El dilema de la migración: ¿un debate posliberal?
En definitiva, la migración es un problema político complejo que no debe ser reducido a una dialéctica tolerancia-intolerancia.
Hace algunas semanas, se desató una polémica entre el vicepresidente Vance y la cúpula de la Iglesia católica estadounidense motivada por la nueva política migratoria en aquel país. Aunque no se trata de un debate nuevo, tuvo un aspecto llamativo: el centro lo constituyó la pregunta por si es propio de un buen cristiano promover como gobernante las deportaciones de inmigrantes ilegales. Este giro discursivo fue catalogado por Adrian Vermeule como un signo del ingreso a un orden posliberal.
Sin profundizar en las implicancias de esta afirmación, me parece interesante analizar hasta qué punto la deriva del debate contribuyó o no a una mejor comprensión del problema. La crítica de los obispos se apoya en una interpretación irrestricta del mandato de la caridad: todo ser humano es sujeto de igual dignidad y, por ende, no sería correcto hacer acepción de personas al momento de asistir a un necesitado.
Frente a ello, Vance respondió aludiendo al teólogo Agustín de Hipona, quien, bajo el concepto de orden del amor, advertía que, aunque cada cristiano debe amar a todos por igual, su carácter finito le impide poder ayudar efectivamente a todos y cada uno, por lo que debe cuidar especialmente de aquellos más cercanos: familiares, vecinos y conciudadanos.
Esta posición fue discutida, entre otros, por el propio Papa Francisco, al recordar en una carta la célebre parábola bíblica del Buen Samaritano. Aunque esta no se ajusta con precisión al problema migratorio, ya que en ella es el extranjero el que ayuda al local, la idea es mostrar que el “prójimo” no es necesariamente alguien que esté vinculado familiar, étnica o territorialmente a mí: “El amor cristiano no es una expansión concéntrica de intereses que poco a poco se amplían a otras personas y grupos”, sino un “amor que construye una fraternidad abierta a todos, sin excepción”. Por ende, el orden del amor no sería una estructura fija sino algo fluido y atado a las circunstancias.
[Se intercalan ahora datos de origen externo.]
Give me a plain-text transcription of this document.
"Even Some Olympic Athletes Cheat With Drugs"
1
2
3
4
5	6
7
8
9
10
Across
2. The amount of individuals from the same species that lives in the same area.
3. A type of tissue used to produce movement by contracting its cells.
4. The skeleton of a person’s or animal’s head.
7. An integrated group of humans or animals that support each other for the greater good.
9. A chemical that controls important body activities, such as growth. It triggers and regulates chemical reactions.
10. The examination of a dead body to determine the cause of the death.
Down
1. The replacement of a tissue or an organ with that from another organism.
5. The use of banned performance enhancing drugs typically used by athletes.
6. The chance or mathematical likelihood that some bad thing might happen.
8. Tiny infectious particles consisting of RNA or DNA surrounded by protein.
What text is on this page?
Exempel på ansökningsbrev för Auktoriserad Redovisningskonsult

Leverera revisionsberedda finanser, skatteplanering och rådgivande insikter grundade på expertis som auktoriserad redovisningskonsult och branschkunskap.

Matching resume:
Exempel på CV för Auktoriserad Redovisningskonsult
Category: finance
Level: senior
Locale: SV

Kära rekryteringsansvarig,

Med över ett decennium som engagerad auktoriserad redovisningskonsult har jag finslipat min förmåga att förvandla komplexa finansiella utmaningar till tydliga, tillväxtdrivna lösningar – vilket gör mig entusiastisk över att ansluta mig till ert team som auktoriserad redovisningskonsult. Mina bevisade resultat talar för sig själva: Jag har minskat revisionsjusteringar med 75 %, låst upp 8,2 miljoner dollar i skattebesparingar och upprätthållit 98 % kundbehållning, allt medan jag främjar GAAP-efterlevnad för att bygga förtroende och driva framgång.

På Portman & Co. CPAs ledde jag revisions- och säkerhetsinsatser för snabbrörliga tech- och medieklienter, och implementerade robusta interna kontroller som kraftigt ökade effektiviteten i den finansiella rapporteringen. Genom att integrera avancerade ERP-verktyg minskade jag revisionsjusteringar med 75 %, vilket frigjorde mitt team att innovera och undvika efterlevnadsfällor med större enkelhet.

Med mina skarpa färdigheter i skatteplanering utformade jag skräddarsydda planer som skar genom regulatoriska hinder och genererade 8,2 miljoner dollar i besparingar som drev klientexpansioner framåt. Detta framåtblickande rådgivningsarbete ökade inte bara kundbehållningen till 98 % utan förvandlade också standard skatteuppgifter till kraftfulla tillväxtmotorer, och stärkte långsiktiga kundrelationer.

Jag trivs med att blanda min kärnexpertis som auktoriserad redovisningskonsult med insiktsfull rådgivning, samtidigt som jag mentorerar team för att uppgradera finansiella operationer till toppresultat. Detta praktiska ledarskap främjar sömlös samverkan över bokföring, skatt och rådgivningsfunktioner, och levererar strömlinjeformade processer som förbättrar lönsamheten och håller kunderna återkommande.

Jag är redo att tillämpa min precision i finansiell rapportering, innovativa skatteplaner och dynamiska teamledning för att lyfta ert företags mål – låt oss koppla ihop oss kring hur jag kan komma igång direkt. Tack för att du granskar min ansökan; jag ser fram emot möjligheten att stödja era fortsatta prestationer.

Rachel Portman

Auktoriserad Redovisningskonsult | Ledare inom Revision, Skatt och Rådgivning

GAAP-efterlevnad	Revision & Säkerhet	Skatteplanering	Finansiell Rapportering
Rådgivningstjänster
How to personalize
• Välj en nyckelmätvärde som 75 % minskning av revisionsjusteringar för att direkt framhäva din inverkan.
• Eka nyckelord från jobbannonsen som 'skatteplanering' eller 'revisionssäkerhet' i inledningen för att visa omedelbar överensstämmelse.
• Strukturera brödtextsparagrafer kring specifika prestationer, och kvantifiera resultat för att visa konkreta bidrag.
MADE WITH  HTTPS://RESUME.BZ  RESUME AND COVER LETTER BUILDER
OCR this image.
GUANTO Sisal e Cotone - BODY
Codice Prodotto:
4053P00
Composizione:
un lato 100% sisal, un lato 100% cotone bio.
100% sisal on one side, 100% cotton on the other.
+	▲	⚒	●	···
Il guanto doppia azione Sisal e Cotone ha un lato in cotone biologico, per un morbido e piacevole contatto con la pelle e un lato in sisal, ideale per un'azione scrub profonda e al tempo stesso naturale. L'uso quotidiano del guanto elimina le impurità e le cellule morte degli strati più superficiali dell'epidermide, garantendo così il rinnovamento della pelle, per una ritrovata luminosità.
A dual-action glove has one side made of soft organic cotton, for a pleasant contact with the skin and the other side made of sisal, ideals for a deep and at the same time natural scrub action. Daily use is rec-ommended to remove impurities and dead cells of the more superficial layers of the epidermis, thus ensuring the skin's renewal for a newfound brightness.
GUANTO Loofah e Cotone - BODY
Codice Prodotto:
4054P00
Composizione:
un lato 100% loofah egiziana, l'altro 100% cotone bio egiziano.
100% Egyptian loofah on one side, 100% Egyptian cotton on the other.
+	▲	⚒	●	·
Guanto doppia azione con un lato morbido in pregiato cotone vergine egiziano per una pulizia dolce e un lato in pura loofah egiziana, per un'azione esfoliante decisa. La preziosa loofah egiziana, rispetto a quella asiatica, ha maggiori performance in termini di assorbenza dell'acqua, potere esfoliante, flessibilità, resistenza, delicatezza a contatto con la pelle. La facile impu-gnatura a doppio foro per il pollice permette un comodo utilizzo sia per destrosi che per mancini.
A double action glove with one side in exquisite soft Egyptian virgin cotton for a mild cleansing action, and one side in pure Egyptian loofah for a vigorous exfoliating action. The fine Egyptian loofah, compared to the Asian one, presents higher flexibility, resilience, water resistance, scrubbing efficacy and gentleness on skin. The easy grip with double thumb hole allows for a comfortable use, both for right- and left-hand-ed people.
Parecería entonces que las circunstancias desventajosas del inmigrante en busca de un futuro digno lo colocarían como sujeto preferente de la caridad, especialmente para aquellos que viven en la prosperidad de la principal potencia económica del mundo desarrollado.
Pero ¿son las circunstancias de las deportaciones tal como las describe Francisco? Podría alegarse que entre los migrantes hay quienes ostentan un importante registro criminal. Si bien es malicioso asociar indefectiblemente la condición de migrante con la criminalidad, tampoco es correcto acoger a todo extranjero sin importar su comportamiento. No solo hay un “derecho de una nación a defenderse y mantener a sus comunidades a salvo de aquellos que han cometido crímenes violentos o graves mientras están en el país o antes de llegar” como reconoce el Papa, es un deber del gobernante.
Pero, además, un análisis completo nos obliga también a observar qué es lo que ocurre en el país de acogida. ¿Acaso los Estados Unidos son un edén social sin problemas? No: una parte no despreciable de sus ciudadanos se sume en una crisis social en la que la falta de oportunidades laborales y de estímulos culturales y educativos ha llevado al desarrollo de un modo de vida autodestructivo asociado a las adicciones y la violencia.
Vance lo sabe bien porque él es uno de ellos. Nacido y criado en una familia de hillbillies, experimentó en carne propia las deudas de distintos gobiernos para con esa parte de la ciudadanía. Ante esto, ¿a quién debe el gobernante dirigir los siempre limitados recursos? ¿Quién es el prójimo que debe ser puesto en primer lugar? ¿Sería bueno el samaritano si, por ayudar al extraño, hubiese abandonado en la miseria a su propio hermano? ¿Sería ordenadamente caritativo el gobernante si enfoca sus políticas sociales en la promoción de la inmigración, relegando a sus connacionales?
Estas preguntas solo pueden resolverse desde un juicio prudencial que atienda a la universalidad de la caridad y a la subjetividad de las obligaciones de un ser finito, tal como lo plantea Vance: no se trata tanto de a quién quiero ayudar (que debería ser a todos) sino a quién debo ayudar.
En definitiva, la migración es un problema político complejo que no debe ser reducido a una dialéctica tolerancia-intolerancia. Antes bien, debe incluir la dimensión moral: la pregunta particular por el bien y el mal. En este caso, la irrupción de conceptos de la moral cristiana puede ayudar a contrastar mejor las posturas en torno a un asunto ideológicamente vapuleado.